Génie végétal : Comment s’applique la loi sur les ingénieurs dans ce domaine ?

Comment le génie végétal est-il intégré dans des projets d'ingénierie durable au Québec, notamment pour protéger nos berges?

Cet article s’inscrit dans la collection « PRATIQUE EXEMPLAIRE ».

Marie-Julie Gravel, ing., conseillère à la surveillance de la pratique illégale et Me Patrick Marcoux, avocat.


Dans un projet de stabilisation des berges d’un cours d’eau, on propose parfois des techniques faisant appel au génie végétal. Cela implique-t-il nécessairement de recourir à l’expertise d’une ingénieure ou d’un ingénieur ?

Le terme « génie végétal » désigne un ensemble de techniques alliant les principes de l’écologie et du génie pour concevoir et mettre en œuvre des ouvrages utilisant des végétaux comme matériel de base afin, entre autres, de stabiliser talus et berges, d’épurer les eaux et de contrôler l’érosion. Ces techniques peuvent également viser à restaurer, réhabiliter ou renaturer. Elles reposent sur l’utilisation de végétaux vivants (semences, boutures, plants, plançons), parfois en association avec des matériaux inertes (troncs, pieux de bois, géotextiles, roches, agrafes métalliques, etc.).

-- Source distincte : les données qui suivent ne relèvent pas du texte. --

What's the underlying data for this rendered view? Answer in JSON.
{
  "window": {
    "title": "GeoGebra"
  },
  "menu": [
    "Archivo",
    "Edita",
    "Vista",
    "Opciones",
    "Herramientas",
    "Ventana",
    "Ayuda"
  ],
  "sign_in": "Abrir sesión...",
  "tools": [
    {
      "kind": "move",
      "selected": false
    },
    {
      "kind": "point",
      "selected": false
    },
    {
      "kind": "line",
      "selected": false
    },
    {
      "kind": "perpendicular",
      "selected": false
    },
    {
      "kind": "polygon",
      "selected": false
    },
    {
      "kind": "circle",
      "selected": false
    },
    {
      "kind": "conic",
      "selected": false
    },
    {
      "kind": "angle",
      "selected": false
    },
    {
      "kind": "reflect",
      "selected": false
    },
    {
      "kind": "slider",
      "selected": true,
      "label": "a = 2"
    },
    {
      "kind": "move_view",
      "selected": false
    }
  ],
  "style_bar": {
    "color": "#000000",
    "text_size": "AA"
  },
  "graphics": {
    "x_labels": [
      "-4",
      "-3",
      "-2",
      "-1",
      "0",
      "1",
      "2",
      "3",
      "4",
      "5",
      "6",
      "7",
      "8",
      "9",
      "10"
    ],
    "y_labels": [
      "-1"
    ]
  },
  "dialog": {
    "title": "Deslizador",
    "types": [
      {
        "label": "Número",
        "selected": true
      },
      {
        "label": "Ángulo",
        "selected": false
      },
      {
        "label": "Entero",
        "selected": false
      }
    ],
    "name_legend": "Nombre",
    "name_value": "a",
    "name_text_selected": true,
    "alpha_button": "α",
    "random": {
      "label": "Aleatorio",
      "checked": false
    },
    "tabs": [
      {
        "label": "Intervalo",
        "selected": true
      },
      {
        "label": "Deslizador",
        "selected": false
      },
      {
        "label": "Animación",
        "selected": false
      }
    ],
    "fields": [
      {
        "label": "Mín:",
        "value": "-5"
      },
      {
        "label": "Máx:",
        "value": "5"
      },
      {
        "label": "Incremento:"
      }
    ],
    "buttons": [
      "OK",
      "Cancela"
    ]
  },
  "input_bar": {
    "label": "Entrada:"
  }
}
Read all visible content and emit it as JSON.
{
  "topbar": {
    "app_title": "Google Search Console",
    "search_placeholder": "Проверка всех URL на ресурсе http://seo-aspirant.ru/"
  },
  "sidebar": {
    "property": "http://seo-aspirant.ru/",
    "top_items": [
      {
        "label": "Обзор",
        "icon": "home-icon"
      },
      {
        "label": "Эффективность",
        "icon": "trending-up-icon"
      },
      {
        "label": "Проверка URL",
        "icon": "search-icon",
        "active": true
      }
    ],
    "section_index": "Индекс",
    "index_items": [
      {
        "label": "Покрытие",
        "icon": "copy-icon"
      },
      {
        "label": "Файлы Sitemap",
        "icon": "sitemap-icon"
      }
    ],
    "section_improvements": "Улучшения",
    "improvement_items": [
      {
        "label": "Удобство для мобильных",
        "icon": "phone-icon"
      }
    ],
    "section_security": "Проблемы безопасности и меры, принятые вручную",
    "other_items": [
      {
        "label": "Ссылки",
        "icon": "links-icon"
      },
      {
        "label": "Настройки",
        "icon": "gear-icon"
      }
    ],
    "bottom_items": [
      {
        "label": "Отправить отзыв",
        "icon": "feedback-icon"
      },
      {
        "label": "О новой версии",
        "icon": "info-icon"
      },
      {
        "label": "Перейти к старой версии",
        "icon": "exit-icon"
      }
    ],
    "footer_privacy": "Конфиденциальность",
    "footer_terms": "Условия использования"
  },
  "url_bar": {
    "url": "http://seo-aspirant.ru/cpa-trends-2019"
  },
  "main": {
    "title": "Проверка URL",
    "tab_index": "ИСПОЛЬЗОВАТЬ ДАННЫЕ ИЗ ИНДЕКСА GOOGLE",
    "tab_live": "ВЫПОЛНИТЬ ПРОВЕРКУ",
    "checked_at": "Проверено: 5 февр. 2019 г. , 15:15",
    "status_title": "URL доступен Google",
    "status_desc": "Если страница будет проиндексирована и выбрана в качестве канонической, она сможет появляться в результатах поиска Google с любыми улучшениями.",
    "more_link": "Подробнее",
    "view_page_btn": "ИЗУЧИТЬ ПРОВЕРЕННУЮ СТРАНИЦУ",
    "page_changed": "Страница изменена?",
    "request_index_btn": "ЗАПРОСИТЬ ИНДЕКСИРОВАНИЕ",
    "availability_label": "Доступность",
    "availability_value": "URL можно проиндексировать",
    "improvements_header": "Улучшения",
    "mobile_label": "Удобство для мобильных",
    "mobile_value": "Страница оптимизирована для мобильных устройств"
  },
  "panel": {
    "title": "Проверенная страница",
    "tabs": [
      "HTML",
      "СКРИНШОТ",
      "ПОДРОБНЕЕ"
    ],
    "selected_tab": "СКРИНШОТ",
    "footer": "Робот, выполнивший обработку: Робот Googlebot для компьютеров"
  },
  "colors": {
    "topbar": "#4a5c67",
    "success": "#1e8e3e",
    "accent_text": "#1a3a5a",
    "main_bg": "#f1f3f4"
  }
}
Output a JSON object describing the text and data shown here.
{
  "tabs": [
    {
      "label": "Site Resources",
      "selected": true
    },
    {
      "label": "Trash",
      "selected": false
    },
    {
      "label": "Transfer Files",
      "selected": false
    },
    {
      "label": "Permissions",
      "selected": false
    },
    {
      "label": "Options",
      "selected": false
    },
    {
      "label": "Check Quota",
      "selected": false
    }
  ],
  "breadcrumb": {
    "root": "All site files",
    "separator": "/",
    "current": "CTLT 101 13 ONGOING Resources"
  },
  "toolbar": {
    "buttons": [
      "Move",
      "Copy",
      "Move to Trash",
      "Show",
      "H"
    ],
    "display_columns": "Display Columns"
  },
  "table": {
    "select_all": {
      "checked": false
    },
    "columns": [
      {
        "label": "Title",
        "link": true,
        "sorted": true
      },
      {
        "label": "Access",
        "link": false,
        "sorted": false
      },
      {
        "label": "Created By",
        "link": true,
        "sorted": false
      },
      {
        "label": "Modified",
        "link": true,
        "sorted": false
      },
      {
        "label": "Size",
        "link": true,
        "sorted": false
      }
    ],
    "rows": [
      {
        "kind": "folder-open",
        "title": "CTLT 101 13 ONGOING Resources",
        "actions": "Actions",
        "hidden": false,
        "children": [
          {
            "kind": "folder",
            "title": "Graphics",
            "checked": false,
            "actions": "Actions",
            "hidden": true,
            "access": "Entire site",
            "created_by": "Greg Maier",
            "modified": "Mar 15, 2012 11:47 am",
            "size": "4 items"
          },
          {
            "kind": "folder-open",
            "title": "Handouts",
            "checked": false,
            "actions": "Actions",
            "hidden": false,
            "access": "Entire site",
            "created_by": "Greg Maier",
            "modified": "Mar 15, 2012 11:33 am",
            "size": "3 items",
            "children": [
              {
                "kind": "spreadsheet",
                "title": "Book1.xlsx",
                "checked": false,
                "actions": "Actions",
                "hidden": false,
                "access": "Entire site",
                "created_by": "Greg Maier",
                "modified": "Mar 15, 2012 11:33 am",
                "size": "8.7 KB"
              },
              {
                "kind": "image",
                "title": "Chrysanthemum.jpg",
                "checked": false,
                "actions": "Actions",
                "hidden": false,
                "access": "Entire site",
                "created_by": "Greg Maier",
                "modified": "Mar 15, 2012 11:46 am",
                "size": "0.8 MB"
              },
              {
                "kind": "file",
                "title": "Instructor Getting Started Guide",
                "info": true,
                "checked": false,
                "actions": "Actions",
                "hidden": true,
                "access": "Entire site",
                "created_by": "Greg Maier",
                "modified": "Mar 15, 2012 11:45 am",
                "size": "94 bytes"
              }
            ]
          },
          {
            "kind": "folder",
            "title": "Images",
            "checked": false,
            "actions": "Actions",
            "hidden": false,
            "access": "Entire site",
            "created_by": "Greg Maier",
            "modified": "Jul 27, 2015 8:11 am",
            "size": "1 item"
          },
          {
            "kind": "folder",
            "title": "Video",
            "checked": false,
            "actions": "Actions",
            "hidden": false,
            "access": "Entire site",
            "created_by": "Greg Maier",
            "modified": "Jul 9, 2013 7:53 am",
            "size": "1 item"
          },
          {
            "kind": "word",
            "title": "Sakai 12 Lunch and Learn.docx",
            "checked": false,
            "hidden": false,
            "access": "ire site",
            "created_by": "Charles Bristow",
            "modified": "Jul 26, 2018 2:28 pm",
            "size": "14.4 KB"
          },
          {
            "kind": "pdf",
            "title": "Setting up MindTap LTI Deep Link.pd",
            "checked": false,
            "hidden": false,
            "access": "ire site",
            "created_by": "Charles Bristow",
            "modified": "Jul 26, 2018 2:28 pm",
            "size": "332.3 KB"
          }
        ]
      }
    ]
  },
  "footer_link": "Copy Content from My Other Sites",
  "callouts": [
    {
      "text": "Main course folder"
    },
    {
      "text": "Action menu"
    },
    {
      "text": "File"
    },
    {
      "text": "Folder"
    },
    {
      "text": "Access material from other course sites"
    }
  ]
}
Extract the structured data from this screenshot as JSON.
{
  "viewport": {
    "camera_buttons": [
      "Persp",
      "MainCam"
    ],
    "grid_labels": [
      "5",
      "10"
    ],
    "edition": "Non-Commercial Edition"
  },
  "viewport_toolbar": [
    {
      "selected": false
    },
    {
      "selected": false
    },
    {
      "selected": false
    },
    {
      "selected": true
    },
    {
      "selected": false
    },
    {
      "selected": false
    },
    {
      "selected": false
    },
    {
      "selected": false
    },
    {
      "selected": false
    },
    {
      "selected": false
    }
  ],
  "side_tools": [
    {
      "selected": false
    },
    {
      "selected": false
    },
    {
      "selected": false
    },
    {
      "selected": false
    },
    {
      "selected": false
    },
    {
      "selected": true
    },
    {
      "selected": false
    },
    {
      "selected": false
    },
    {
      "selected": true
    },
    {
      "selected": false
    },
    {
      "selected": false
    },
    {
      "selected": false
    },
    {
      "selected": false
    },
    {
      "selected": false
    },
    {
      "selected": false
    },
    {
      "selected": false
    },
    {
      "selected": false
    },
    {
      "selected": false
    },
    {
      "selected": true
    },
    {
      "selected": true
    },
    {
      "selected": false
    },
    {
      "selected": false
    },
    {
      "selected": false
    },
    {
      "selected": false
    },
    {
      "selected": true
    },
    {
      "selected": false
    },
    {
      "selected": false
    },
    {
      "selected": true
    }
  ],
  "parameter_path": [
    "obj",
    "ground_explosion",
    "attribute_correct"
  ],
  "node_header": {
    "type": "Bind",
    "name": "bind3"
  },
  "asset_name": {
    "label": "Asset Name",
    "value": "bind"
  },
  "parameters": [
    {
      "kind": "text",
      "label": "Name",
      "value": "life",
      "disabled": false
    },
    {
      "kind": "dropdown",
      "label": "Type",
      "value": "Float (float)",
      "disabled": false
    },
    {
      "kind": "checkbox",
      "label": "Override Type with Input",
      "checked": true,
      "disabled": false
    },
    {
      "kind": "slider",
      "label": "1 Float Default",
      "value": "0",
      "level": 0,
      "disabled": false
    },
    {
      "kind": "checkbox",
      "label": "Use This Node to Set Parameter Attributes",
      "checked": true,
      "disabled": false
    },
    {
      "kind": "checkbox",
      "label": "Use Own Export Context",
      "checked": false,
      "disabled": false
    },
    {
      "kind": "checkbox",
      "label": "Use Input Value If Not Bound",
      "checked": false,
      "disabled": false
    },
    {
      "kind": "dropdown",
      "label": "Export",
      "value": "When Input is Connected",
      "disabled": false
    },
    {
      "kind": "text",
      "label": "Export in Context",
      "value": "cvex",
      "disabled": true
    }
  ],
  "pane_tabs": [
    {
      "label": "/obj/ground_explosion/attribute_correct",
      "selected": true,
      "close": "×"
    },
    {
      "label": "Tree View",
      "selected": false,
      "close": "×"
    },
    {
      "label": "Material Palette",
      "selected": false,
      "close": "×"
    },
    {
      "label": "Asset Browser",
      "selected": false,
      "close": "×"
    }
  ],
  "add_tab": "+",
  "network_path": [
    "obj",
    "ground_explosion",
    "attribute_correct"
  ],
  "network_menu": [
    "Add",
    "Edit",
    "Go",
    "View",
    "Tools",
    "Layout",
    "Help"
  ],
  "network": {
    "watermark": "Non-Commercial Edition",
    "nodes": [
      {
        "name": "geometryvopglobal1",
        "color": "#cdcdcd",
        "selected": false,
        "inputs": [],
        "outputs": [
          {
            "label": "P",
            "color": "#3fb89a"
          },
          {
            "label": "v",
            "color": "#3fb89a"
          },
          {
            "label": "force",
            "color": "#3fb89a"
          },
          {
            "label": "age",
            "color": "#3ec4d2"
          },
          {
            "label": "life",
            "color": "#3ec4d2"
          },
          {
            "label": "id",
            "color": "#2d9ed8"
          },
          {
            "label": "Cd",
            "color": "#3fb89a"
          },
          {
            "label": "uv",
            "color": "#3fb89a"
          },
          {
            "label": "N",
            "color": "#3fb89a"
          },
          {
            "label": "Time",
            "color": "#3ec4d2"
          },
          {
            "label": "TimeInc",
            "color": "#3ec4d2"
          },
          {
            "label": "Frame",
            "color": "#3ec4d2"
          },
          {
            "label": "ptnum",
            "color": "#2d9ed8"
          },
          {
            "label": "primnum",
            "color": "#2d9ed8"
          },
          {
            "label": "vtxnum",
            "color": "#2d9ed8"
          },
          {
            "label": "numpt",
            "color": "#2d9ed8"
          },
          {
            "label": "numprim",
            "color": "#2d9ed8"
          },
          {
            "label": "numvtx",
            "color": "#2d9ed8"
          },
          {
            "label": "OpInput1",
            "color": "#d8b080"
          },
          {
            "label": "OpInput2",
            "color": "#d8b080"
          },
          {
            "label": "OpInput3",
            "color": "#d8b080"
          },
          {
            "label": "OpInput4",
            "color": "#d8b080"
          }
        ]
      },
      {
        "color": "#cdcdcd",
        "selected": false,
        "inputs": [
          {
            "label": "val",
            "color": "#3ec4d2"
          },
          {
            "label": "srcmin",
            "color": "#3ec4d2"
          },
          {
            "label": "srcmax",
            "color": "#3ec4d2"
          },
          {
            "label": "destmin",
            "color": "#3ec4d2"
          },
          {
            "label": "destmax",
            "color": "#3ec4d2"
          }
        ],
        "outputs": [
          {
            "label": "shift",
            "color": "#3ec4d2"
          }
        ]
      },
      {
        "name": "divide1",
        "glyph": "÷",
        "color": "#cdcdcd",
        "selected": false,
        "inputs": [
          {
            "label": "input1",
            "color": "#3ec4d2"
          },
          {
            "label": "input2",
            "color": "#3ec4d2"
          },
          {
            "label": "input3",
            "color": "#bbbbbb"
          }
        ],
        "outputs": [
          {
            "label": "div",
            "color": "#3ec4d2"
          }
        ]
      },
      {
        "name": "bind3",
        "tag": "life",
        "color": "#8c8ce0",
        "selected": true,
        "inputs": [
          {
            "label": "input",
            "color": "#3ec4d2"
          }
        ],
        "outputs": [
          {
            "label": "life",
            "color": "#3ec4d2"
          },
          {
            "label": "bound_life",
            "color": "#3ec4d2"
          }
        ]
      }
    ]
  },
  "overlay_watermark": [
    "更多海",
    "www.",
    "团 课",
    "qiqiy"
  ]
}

Peut-on employer le terme « génie » ?

L’utilisation du terme « génie végétal » suscite quelques questions. Est-il légal d’employer une expression qui comprend le mot « génie » pour décrire un champ de pratique qui ne relève pas exclusivement de l’ingénierie ? La réponse est oui, mais deux nuances importantes s’imposent. La première est que cette expression ne peut pas être utilisée dans le nom d’une entreprise, car la Loi interdit d’exercer des activités sous un nom collectif ou constitutif comportant les mots « génie », « ingénierie », « ingénieur », ou leurs équivalents anglais. Par exemple, l’appellation ABC Génie végétal inc. est illégale, et ce, même si l’entreprise appartient à une ou un membre de l’Ordre, ou si elle est administrée par une personne membre de l’Ordre.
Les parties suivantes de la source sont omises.